Prep Time: 5 minutes

Cook Time: 30 minutes

Total Time: 35 minutes

Yield: 4

Calories per serving: 610

Easy Shrimp Paella

The only reason this recipe gets 2 stars from me is that I screwed it up a bit. The flavor was good, but I added a whole 28 oz can of tomatoes, making my rice too sticky for my liking.

Ingredients

  • 2 Tbsp olive oil (divided)
  • 1 lb shrimp
  • 1 tsp paprika (divided)
  • 1/4 tsp salt
  • 1 med onion, finely chopped
  • 2 lg red peppers,finely chopped
  • 1 tsp minced garlic
  • 2 cups long-grain white rice, rinsed
  • 1 (15 oz) can whole peeled tomatoes, crushed
  • 3 cups low-sodium chicken broth
  • 1 cup frozen peas

Instructions

  1. Heat 1 Tbsp olive oil in a large skillet on med-high heat. Toss shrimp with 1/2 tsp paprika and salt. Cook 3 minutes, or until opaque.
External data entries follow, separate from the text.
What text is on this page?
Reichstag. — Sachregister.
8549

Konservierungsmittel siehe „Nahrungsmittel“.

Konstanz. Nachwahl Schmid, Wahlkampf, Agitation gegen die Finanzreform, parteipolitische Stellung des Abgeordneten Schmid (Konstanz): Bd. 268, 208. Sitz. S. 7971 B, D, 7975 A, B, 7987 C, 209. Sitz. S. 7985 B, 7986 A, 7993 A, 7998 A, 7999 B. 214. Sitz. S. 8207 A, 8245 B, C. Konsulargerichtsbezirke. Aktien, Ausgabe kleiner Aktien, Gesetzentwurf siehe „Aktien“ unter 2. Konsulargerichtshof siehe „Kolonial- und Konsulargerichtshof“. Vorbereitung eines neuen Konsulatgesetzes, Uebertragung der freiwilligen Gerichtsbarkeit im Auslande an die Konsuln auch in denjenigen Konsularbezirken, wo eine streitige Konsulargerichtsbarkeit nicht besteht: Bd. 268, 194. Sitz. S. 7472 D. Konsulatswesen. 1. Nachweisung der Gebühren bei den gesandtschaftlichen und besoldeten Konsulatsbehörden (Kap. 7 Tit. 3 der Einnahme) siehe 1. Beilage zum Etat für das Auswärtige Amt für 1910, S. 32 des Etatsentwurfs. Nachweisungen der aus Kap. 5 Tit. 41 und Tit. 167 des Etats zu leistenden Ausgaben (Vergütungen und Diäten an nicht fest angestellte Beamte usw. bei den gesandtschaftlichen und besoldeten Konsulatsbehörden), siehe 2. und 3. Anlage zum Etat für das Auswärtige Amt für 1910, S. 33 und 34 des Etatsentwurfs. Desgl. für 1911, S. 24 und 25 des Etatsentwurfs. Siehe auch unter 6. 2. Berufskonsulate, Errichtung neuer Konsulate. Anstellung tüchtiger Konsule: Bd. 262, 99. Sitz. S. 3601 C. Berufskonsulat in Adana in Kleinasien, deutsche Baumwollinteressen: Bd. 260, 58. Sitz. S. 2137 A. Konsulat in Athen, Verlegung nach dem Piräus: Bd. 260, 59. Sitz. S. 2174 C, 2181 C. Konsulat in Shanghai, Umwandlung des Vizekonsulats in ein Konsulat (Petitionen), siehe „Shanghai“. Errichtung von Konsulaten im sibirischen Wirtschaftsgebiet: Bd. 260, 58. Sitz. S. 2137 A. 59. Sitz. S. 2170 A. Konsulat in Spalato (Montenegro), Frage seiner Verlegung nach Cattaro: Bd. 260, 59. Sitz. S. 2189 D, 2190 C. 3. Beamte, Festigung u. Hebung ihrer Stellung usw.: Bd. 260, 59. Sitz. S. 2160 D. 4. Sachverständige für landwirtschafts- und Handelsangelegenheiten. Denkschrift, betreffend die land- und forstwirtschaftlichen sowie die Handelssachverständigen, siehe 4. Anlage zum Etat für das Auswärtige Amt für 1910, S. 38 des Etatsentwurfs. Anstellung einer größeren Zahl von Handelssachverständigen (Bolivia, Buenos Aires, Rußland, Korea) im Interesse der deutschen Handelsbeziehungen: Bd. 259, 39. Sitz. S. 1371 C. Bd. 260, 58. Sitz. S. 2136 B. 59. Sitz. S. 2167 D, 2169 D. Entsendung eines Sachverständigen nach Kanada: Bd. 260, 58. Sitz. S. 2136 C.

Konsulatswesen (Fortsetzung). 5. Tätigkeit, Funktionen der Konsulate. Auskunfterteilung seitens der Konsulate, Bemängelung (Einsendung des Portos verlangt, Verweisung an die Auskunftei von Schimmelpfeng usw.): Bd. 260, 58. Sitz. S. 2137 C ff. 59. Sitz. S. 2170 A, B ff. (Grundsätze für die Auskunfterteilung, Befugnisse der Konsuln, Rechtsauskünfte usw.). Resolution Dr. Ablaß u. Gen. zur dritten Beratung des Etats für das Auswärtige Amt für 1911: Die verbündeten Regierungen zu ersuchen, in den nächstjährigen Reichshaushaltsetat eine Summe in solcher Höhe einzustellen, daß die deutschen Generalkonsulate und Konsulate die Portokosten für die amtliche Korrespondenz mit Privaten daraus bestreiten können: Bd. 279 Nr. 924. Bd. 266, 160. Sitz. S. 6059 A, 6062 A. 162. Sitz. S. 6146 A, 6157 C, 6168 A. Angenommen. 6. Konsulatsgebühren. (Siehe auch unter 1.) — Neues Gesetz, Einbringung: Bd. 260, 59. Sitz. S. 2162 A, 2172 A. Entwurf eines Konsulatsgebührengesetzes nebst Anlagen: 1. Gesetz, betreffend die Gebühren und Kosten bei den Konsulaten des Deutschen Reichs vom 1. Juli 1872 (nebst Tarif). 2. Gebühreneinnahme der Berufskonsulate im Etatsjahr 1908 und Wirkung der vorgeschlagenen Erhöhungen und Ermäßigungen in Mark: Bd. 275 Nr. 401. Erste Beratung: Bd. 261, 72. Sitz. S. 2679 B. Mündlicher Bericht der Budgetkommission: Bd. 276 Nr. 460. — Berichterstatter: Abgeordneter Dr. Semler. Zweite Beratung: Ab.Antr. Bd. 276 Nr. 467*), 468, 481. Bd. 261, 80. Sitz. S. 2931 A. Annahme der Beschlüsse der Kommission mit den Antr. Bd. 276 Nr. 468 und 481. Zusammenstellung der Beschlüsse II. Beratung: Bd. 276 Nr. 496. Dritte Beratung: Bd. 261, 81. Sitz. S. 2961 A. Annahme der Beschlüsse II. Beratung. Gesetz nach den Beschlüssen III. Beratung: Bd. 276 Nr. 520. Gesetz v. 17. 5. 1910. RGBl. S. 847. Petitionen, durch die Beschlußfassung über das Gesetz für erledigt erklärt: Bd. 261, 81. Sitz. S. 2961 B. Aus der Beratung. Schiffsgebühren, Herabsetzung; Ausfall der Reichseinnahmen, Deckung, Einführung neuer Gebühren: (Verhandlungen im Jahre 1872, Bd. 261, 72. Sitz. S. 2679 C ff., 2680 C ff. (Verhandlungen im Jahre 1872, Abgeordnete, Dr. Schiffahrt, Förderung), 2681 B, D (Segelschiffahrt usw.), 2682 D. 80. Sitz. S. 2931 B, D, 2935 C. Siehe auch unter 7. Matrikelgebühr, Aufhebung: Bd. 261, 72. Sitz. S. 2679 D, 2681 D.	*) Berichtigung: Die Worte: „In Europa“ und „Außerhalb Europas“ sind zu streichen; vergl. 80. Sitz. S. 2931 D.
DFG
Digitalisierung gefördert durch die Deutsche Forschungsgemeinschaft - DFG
Transfer to bowl.
  2. Heat 1 Tbsp olive oil in the same skillet on med-high heat. Add onion and red pepper and cook until softened, about 7 minutes. Add garlic and cook 1 minute more. Add rice and can of tomatoes, stirring until combined. Add 1/2 tsp paprika and chicken broth and heat to boiling. Reduce heat, cover, and simmer for 20 minutes, or until rice is cooked.
  3. Stir in cooked shrimp and peas into cooked rice. Serve immediately.